The term was definitely used amongst the more competitive twitchers/tickers
at the RAOU Melbourne Office in Moonee Ponds during the late 1970s when I
volunteered there during the first Atlas. Subsequently, when I undertook a
WWF trip with Simon Bennett in 1980 around eastern and northern Australia
the term was used frequently especially when we were based at Mt Nebo, on
the outskirts of Brisbane, at the residence of Chris Corben, Anita Smyth and
Glen Ingram. It was often used in a one-up-man-ship sense: "Oh...Grey
Falcons...they're chooks out on the Birdsville Track...(Duh, where've you
been you loser!)."
On Behalf Of Sean Dooley
Sent: Sunday, 1 February 2009 10:13 AM
To: 'James Lambert';
Subject: [SPAM] RE: [Birding-Aus] Slang/jargon use of Chook
I first heard the word chook used in relation to common birds very early on
in my birding life, (early 1980s). I think Peter Lansley was the first
person I heard use it, and it was well entrenched in the vocab of the
Brisbane twitching scene in the mid-eighties when I visited there.
In fact, I seem to remember, Glen Ingram, who was part of that scene, wrote
a light-hearted article about twitching that I think may have actually
mentioned the word chook. This would have been in one of the natural history
glossy mags of the time (around 1983?)- Australian Natural History or
something similar. Glen has been a previous contributor to Birding-aus so if
he is still on the list he may be able to enlighten you further.
On Behalf Of James Lambert
Sent: Friday, 30 January 2009 7:47 PM
Subject: Slang/jargon use of Chook
I first came across the word "chook" used to describe "an abundant bird that
birders get sick of seeing", when reading Sean Dooley's "The Big Twitch"
(one of my favourite books).
As a lexicographer I was interested in the term.
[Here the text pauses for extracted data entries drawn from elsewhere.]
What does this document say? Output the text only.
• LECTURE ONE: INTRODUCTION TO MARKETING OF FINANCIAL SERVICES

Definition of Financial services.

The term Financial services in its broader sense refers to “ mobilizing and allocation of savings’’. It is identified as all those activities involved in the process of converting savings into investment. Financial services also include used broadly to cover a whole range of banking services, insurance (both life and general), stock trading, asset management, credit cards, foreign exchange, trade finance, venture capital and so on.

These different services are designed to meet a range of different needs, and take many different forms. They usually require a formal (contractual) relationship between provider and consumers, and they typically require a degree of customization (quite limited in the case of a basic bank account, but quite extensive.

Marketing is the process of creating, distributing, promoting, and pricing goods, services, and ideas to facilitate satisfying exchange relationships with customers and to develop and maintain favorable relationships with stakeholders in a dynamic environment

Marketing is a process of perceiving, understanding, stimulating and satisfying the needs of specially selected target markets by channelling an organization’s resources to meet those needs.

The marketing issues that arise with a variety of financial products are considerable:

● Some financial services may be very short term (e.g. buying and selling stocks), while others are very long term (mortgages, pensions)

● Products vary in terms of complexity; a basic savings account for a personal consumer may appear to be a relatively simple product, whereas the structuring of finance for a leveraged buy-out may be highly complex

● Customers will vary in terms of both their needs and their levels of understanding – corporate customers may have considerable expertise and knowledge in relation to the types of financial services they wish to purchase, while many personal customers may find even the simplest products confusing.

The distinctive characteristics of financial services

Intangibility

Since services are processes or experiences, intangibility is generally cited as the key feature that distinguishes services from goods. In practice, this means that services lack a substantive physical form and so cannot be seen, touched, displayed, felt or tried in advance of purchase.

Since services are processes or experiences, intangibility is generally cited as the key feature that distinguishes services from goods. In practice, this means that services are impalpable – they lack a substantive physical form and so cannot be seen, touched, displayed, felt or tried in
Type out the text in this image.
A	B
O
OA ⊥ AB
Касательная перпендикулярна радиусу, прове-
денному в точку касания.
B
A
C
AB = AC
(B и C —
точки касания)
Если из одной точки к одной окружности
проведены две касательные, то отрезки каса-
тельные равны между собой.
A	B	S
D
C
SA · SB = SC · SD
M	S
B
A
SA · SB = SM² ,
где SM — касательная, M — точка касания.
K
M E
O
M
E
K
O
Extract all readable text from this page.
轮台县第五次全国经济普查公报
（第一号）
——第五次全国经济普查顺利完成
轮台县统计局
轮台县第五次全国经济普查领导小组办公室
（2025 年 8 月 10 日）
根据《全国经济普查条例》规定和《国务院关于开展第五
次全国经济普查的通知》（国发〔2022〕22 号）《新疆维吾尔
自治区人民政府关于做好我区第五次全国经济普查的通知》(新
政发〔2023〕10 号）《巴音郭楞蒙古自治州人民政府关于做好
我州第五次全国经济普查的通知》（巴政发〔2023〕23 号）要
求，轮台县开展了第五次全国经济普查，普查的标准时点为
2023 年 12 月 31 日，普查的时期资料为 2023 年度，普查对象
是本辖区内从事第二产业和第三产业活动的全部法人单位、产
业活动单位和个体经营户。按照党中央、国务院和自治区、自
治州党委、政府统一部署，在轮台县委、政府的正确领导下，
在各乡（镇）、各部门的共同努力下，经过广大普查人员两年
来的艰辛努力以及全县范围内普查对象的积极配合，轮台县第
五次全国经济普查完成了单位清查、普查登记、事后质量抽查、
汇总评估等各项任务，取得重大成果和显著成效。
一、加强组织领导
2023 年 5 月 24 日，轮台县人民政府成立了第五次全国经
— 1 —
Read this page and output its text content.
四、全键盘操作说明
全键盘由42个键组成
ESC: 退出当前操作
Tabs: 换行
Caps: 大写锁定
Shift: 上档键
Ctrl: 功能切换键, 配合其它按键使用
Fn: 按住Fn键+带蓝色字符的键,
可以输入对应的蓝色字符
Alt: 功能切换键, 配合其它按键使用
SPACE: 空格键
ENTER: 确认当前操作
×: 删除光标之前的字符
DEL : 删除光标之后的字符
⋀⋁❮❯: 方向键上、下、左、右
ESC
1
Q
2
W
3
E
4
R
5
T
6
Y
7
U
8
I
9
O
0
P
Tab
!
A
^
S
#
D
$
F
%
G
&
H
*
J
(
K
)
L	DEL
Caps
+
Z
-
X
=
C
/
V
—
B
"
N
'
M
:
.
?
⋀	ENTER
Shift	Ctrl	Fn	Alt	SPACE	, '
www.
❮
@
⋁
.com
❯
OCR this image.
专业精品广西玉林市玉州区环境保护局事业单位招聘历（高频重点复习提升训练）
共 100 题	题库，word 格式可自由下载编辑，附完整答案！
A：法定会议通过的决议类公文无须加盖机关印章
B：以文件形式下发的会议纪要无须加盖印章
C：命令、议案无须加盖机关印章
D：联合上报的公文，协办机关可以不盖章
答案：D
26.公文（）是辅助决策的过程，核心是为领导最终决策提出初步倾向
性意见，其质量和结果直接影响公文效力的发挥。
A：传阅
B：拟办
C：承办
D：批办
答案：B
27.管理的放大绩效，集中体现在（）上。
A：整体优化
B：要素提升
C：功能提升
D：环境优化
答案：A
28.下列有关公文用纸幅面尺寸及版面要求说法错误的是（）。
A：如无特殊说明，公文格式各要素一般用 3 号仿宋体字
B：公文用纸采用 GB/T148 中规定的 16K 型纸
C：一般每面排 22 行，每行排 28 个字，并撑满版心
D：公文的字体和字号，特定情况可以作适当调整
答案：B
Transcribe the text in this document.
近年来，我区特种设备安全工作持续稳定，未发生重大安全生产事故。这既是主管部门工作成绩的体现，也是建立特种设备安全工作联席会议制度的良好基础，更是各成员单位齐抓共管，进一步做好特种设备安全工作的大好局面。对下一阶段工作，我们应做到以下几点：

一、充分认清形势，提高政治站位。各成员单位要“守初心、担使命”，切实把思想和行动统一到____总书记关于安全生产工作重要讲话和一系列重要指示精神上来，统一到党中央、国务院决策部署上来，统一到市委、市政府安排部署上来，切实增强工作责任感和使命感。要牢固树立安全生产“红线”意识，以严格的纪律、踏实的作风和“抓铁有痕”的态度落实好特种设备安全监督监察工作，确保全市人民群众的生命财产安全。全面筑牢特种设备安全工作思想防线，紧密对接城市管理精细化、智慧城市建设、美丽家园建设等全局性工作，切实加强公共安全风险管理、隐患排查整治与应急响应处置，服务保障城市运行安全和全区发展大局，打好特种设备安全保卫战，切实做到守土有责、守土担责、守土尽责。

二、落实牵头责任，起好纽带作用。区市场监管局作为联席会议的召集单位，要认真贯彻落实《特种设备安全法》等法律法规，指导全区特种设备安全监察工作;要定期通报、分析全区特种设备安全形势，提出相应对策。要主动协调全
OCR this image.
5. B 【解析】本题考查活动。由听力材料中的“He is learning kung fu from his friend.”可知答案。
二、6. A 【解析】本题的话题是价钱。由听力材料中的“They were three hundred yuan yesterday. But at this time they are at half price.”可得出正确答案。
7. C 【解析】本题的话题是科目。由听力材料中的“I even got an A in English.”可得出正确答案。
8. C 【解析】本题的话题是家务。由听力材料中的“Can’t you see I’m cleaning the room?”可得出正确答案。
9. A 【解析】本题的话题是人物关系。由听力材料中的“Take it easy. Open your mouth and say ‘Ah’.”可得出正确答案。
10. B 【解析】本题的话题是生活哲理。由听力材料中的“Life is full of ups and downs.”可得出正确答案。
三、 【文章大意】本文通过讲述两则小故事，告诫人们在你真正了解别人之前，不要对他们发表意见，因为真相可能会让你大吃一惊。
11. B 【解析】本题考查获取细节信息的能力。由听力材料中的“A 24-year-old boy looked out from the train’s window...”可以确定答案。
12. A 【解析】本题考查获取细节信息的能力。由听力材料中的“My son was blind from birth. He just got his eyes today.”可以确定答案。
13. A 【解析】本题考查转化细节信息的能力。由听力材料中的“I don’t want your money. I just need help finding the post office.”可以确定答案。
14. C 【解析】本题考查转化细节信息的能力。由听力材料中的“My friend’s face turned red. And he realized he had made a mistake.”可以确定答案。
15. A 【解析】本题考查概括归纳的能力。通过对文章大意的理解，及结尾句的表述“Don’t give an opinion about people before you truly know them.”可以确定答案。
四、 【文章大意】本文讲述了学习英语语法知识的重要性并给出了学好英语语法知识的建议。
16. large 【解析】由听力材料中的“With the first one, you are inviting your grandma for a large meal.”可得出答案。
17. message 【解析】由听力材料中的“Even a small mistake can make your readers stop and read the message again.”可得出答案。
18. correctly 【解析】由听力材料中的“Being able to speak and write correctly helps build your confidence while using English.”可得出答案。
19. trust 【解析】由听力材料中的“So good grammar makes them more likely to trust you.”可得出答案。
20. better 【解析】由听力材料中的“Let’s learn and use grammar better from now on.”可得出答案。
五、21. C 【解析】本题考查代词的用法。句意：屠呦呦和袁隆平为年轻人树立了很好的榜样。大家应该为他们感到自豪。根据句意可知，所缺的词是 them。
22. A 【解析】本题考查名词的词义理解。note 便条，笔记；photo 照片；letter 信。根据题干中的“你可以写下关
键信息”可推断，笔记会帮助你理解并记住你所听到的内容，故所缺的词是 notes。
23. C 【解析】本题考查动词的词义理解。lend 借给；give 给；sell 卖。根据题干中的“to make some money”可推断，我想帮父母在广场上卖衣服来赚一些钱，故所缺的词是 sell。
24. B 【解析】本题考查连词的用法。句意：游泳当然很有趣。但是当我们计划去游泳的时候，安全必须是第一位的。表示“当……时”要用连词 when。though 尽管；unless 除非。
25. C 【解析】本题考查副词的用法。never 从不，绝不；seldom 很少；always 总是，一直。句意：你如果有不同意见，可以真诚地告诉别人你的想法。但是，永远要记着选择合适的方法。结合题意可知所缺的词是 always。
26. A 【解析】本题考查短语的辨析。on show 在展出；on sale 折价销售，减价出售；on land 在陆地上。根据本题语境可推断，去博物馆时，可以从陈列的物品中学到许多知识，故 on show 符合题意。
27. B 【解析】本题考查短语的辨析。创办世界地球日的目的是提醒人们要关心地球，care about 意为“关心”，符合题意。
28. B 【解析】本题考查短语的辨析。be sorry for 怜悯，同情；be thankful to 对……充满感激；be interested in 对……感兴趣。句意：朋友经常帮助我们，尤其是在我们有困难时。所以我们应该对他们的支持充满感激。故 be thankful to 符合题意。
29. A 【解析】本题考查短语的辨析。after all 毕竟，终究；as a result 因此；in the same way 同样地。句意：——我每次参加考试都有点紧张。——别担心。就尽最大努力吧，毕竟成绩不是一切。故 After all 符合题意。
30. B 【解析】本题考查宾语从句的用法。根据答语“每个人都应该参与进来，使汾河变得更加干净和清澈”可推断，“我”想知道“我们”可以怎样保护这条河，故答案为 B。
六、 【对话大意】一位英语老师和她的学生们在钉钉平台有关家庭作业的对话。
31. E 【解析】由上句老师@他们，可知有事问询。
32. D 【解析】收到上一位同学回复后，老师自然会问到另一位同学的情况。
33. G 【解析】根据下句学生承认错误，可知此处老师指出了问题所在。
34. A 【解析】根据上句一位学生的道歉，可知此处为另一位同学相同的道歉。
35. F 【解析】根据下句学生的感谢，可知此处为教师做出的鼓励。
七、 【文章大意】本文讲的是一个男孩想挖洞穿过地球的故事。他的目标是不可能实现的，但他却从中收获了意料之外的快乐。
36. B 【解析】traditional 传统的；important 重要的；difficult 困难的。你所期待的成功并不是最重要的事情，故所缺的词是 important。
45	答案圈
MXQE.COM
Sean Dooley's book was
published in 2005. I checked the Birding-Aus archives and the earliest
example I could find was 1998.
So I have two questions:
1. When did this term first start being used? (I'm looking for anecdotal
2. Does anyone have a source earlier than 1998 which uses the word "chook"
in this way? (I'm looking for printed evidence here)
I am not interested in the general use of the word chook = chicken, which is
standard Australian slang dating back to 1900 (or possibly 1894).